Nattaphon Wangyot was allowed to participate in the girls’ competition due to a state law that allows each individual high school to determine whether or boys can compete in individual girls’ events. The Alaska Dispatch News reports that boys do not need to go through hormone treatment to be eligible to participate, the only requirement is that the boys self-identify as girls. The policy states that school officials will consider several intangible qualities to determine whether or not the student truly identifies as a female. The official school policy states:
“For the purposes of gender identification for interscholastic activities, the district will consider the gender identity based on the student’s consistent declaration of gender identity, their actions, attitude, dress and mannerisms,”
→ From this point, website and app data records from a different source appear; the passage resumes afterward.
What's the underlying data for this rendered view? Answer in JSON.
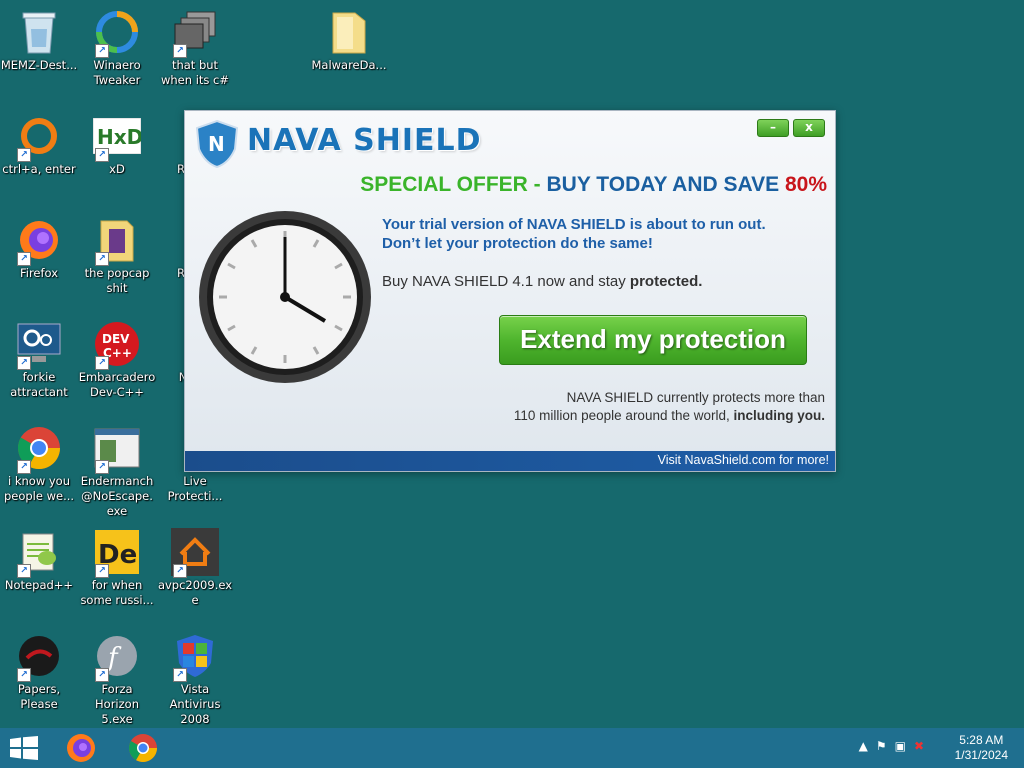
{
  "desktop_icons": [
    {
      "label": "MEMZ-Dest...",
      "icon": "recycle-bin-icon"
    },
    {
      "label": "Winaero Tweaker",
      "icon": "winaero-icon"
    },
    {
      "label": "that but when its c#",
      "icon": "stacked-windows-icon"
    },
    {
      "label": "MalwareDa...",
      "icon": "folder-icon"
    },
    {
      "label": "ctrl+a, enter",
      "icon": "orange-ring-icon"
    },
    {
      "label": "xD",
      "icon": "hxd-icon"
    },
    {
      "label": "Robl...",
      "icon": "roblox-icon"
    },
    {
      "label": "Firefox",
      "icon": "firefox-icon"
    },
    {
      "label": "the popcap shit",
      "icon": "folder-icon"
    },
    {
      "label": "Robl...",
      "icon": "roblox-icon"
    },
    {
      "label": "forkie attractant",
      "icon": "monitor-gear-icon"
    },
    {
      "label": "Embarcadero Dev-C++",
      "icon": "devcpp-icon"
    },
    {
      "label": "Nav...",
      "icon": "nava-icon"
    },
    {
      "label": "i know you people we...",
      "icon": "chrome-icon"
    },
    {
      "label": "Endermanch @NoEscape.exe",
      "icon": "window-app-icon"
    },
    {
      "label": "Live Protecti...",
      "icon": "shield-icon"
    },
    {
      "label": "Notepad++",
      "icon": "notepadpp-icon"
    },
    {
      "label": "for when some russi...",
      "icon": "de-icon"
    },
    {
      "label": "avpc2009.exe",
      "icon": "house-arrow-icon"
    },
    {
      "label": "Papers, Please",
      "icon": "papers-please-icon"
    },
    {
      "label": "Forza Horizon 5.exe",
      "icon": "flash-icon"
    },
    {
      "label": "Vista Antivirus 2008",
      "icon": "windows-shield-icon"
    }
  ],
  "popup": {
    "brand": "NAVA SHIELD",
    "minimize": "–",
    "close": "x",
    "offer_part1": "SPECIAL OFFER - ",
    "offer_part2": "BUY TODAY AND ",
    "offer_part3": "SAVE ",
    "offer_percent": "80%",
    "trial_line1": "Your trial version of NAVA SHIELD is about to run out.",
    "trial_line2": "Don’t let your protection do the same!",
    "buy_text": "Buy NAVA SHIELD 4.1 now and stay ",
    "buy_bold": "protected.",
    "button": "Extend my protection",
    "protects_line1": "NAVA SHIELD currently protects more than",
    "protects_line2": "110 million people around the world, ",
    "protects_bold": "including you.",
    "footer": "Visit NavaShield.com for more!"
  },
  "taskbar": {
    "time": "5:28 AM",
    "date": "1/31/2024",
    "apps": [
      "firefox-icon",
      "chrome-icon"
    ]
  },
  "colors": {
    "desktop": "#16696d",
    "brand_blue": "#1a73b8",
    "offer_green": "#3ab42a",
    "offer_red": "#c8151b",
    "button_green": "#4fb52e"
  }
}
Wangyot advanced to the state finals in the 100-meter and 200-meter events. He won fifth place in the 100-meter dash and third place in the 200-meter. He beat out several biologically female student athletes to advance to the finals. Wangyot has a history of competing in female sports. According to the Alaska Dispatch News Wangyot also plays on the school’s girls’ basketball and volleyball team. Unfortunately for Wangyot this doesn’t mean much to several of the biological females who believe Wangyot’s biological status as a male gives him a clear advantage. Emma Daniels, a biological female student who lost an all-state roster spot to Wangyot, stated:
“I’m glad that this person is comfortable with who they are and they’re able to be happy in who they are, but I don’t think it’s competitively completely 100-percent fair,”
Daniels isn’t alone is viewing the situation as unfair. A second runner, Peyton Young, also commented on Wangyots advancement to the finals.
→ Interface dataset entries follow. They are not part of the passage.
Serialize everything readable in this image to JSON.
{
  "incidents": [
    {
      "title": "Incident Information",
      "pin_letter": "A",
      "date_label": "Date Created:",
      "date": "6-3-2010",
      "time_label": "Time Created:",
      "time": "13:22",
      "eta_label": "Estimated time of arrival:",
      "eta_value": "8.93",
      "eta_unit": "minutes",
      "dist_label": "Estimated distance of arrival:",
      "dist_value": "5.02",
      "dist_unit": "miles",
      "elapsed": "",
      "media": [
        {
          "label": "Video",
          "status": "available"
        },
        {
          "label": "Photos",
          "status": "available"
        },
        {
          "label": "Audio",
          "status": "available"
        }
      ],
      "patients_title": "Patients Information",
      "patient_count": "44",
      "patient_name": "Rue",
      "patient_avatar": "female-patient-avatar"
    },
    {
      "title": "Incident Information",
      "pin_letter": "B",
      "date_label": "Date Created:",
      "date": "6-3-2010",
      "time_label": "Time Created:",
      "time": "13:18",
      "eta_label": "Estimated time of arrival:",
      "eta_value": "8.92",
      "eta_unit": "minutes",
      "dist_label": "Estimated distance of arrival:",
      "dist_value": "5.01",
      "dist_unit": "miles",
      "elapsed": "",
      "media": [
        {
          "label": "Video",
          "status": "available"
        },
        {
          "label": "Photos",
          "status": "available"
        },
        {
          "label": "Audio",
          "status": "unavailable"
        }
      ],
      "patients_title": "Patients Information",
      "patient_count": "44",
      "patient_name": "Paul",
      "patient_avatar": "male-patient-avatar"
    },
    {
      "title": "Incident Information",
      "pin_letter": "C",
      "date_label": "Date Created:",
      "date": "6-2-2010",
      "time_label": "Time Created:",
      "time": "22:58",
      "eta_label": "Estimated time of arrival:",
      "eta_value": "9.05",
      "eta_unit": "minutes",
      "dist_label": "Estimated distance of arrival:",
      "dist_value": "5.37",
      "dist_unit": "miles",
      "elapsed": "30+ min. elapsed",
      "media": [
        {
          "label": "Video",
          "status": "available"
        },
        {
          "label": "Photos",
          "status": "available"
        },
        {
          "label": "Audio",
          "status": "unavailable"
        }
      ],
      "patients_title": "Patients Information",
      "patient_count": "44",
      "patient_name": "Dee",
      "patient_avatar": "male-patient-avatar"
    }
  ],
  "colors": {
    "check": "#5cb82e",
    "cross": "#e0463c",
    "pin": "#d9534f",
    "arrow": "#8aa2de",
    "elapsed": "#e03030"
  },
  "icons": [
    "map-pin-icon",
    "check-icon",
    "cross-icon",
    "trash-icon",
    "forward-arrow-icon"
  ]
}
“I don’t know what’s politically correct to say, but in my opinion your gender is what you’re born with. It’s the DNA. Genetically a guy has more muscle mass than a girl, and if he’s racing against a girl, he may have an advantage.”
Alaska Family Action president Jim Minnery has organized a protest to focus on preventing teen girls from being forced to compete against male athletes in the future. He argues that while allowing a male student that identifies as a female to compete in girls’ sporting events empowers that single student it also creates an uneven playing field that puts girls at a severe disadvantage. Girls can lose roster spots, playing time and even scholarships due to the impact of allowing male students to participate. He stated to the Alaskan Dispatch News:
“We are here today as a voice from the community to ensure that female athletes are not denied the playing opportunities and scholarships otherwise available to them and to make the playing field even again. Allowing students to play on teams of the opposite sex disproportionately impacts female students, who will lose spots on a track, soccer and volleyball teams to male students who identify as female.”
As of now there are no plans to remove Wangyot from the girls roster and he will be allowed to continue to participate in the events.